Bazı geceler gökyüzüne bakıp yıldızları seyrederdi çocuk. Üzerinde on milyonların anlaştığı gibi geceler ayrı bir güzeldi. Yıldızlara bakıp düşünmeyi çok severdi. Dünyada aynı yıldızlara bakıp düşünen hayal kuran kaç kişi var diye, acaba gökdelenlerin tepesinden de aynı mı görünüyorlar bu yıldızlar, yoksa her bina ayrı yıldız manzarasıyla mı inşa ediliyor en baştan taa? Yıldızlara bakan çocuklar büyüyünce yıldızlara ulaşır mı hiç yoksa yıldızlar büyümüş çocukları kabul etmeyecek kadar kibirli mi? Göz kırpanlar mı daha sempatik, yoksa kayan ve tekrar kayanlar mı daha eğlenceli? Karar vermek onun işi değildi zaten. O sadece hayal kurmayı seviyordu. Kaar verici çok insan vardı gökyüzüne değil önüne bakan. O kararlarda hayal kurma da elinden alınacak diye çok korkuyordu ara sıra. Sonra terar bakıyor, tabak gibi ayı görüyor ve unutuyordu her şeyi. Niye tabak gibi de kar topu değil diye de düşünmüştü bir ara. Sonra erimediği içindir diye sallamış ve uzaklaşmıştı konudan.

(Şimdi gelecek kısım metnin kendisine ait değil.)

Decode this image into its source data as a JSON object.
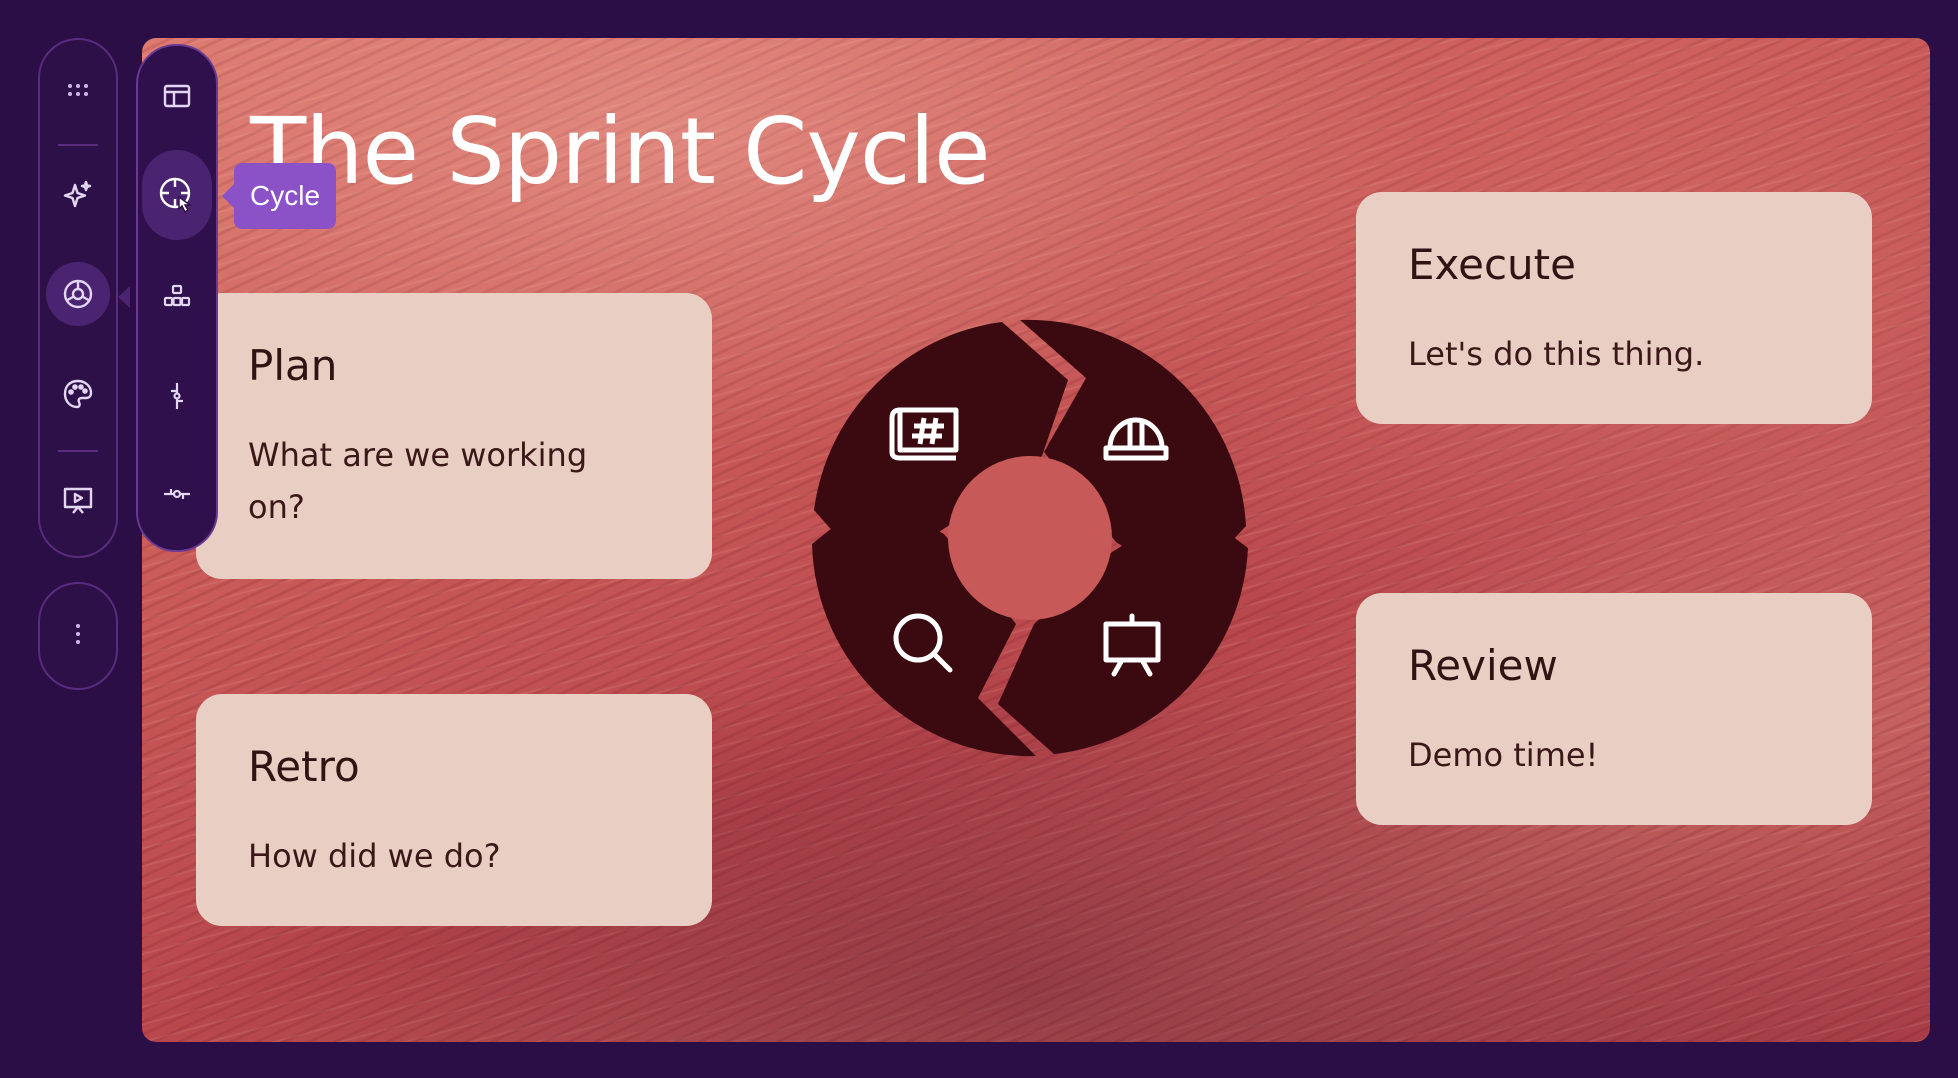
{
  "slide": {
    "title": "The Sprint Cycle",
    "cards": {
      "plan": {
        "title": "Plan",
        "body": "What are we working on?"
      },
      "retro": {
        "title": "Retro",
        "body": "How did we do?"
      },
      "execute": {
        "title": "Execute",
        "body": "Let's do this thing."
      },
      "review": {
        "title": "Review",
        "body": "Demo time!"
      }
    },
    "cycle": {
      "segments": [
        {
          "stage": "plan",
          "icon": "blueprint-icon"
        },
        {
          "stage": "execute",
          "icon": "hard-hat-icon"
        },
        {
          "stage": "review",
          "icon": "presentation-board-icon"
        },
        {
          "stage": "retro",
          "icon": "magnifier-icon"
        }
      ],
      "color": "#3a0a10"
    }
  },
  "toolbar": {
    "main": [
      {
        "name": "drag-handle-icon"
      },
      {
        "name": "sparkle-icon"
      },
      {
        "name": "cycle-diagram-icon",
        "active": true
      },
      {
        "name": "palette-icon"
      },
      {
        "name": "present-icon"
      }
    ],
    "more": "more-options-icon"
  },
  "submenu": {
    "items": [
      "layout-icon",
      "cycle-icon",
      "hierarchy-icon",
      "timeline-vertical-icon",
      "timeline-horizontal-icon"
    ],
    "hovered": "Cycle"
  },
  "tooltip": {
    "label": "Cycle"
  },
  "colors": {
    "background": "#2a0e45",
    "card": "#e9cec4",
    "tooltip": "#8b52c8",
    "title": "#ffffff"
  }
}
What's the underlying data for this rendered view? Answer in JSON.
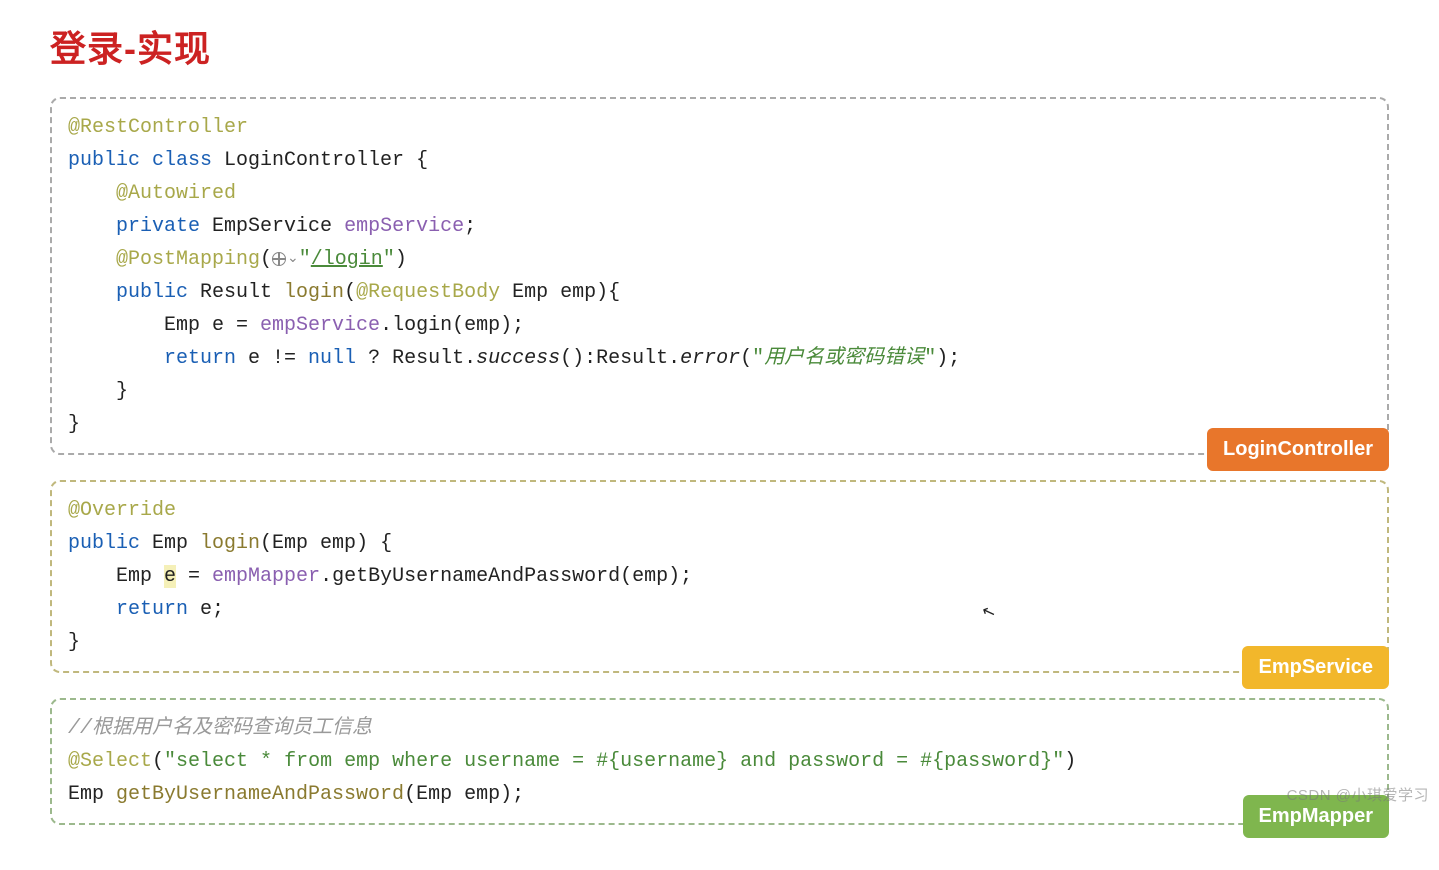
{
  "title": "登录-实现",
  "block1": {
    "badge": "LoginController",
    "l1_anno": "@RestController",
    "l2_kw": "public class ",
    "l2_cls": "LoginController",
    "l2_end": " {",
    "l3_anno": "    @Autowired",
    "l4_kw": "    private ",
    "l4_type": "EmpService ",
    "l4_field": "empService",
    "l4_end": ";",
    "l5_anno": "    @PostMapping",
    "l5_p1": "(",
    "l5_str": "\"",
    "l5_url": "/login",
    "l5_str2": "\"",
    "l5_p2": ")",
    "l6_kw": "    public ",
    "l6_type": "Result ",
    "l6_m": "login",
    "l6_p": "(",
    "l6_anno": "@RequestBody",
    "l6_rest": " Emp emp){",
    "l7_pre": "        Emp e = ",
    "l7_field": "empService",
    "l7_rest": ".login(emp);",
    "l8_kw": "        return ",
    "l8_mid": "e != ",
    "l8_null": "null",
    "l8_mid2": " ? Result.",
    "l8_m1": "success",
    "l8_mid3": "():Result.",
    "l8_m2": "error",
    "l8_p1": "(",
    "l8_q1": "\"",
    "l8_cn": "用户名或密码错误",
    "l8_q2": "\"",
    "l8_end": ");",
    "l9": "    }",
    "l10": "}"
  },
  "block2": {
    "badge": "EmpService",
    "l1_anno": "@Override",
    "l2_kw": "public ",
    "l2_type": "Emp ",
    "l2_m": "login",
    "l2_rest": "(Emp emp) {",
    "l3_pre": "    Emp ",
    "l3_e": "e",
    "l3_eq": " = ",
    "l3_field": "empMapper",
    "l3_rest": ".getByUsernameAndPassword(emp);",
    "l4_kw": "    return ",
    "l4_rest": "e;",
    "l5": "}"
  },
  "block3": {
    "badge": "EmpMapper",
    "l1_comment": "//根据用户名及密码查询员工信息",
    "l2_anno": "@Select",
    "l2_p1": "(",
    "l2_q1": "\"",
    "l2_s1": "select * from emp where username = #{username} and password = #{password}",
    "l2_q2": "\"",
    "l2_p2": ")",
    "l3_type": "Emp ",
    "l3_m": "getByUsernameAndPassword",
    "l3_rest": "(Emp emp);"
  },
  "watermark": "CSDN @小琪爱学习"
}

Oysa ay sürekli eriyor sonra tekrar doluyordu. Pekala da kar topu da olabilirdi. Eskimolar da kar topu oynuyorlar mıydı onun gibi kışın? Ya da zengin çocukları yazın da oynuyor muydu? Yıldızlar onlara da aynı mıydı, yoksa gündüz görebilmeleri için özel aletleri var mıydı? Uzaklardan bir ses duydu. annesi çağırıyordu. Duymamazlığa geldi. Elindeki tek şey buydu çünkü, yıldızlar ve hayaller. Ha bir de kardan ay. Diğer tarafı düşününce ödevini henüz yapmadığı geliyordu aklına oysa. Bu gecenin güzelliğine yakışmayan bir düşünce. Annesi bağıracak, babası kızacak, karar vericiler de alacaklardı hayallerini elinden. Biraz daha yakkından bakınca annesinin kurabiyelerine de benzetti ayı. Hiç de öyle dede gibi bir hali yoktu ayın. İnsan hiç dedesini yer mi ki dedi, dedesi aklına geldi, geçen sene ölmüştü. O yemezdi ama, seviyordu içten içten ters birisi olsa da. Üzülmüştü öldüğüne. Annesinin sesini duydu , yine, kötü düşünceler zaten hep bu sesle başladı diye düşündü. Yıldızlara son bir kez bakıp aşağıya indi.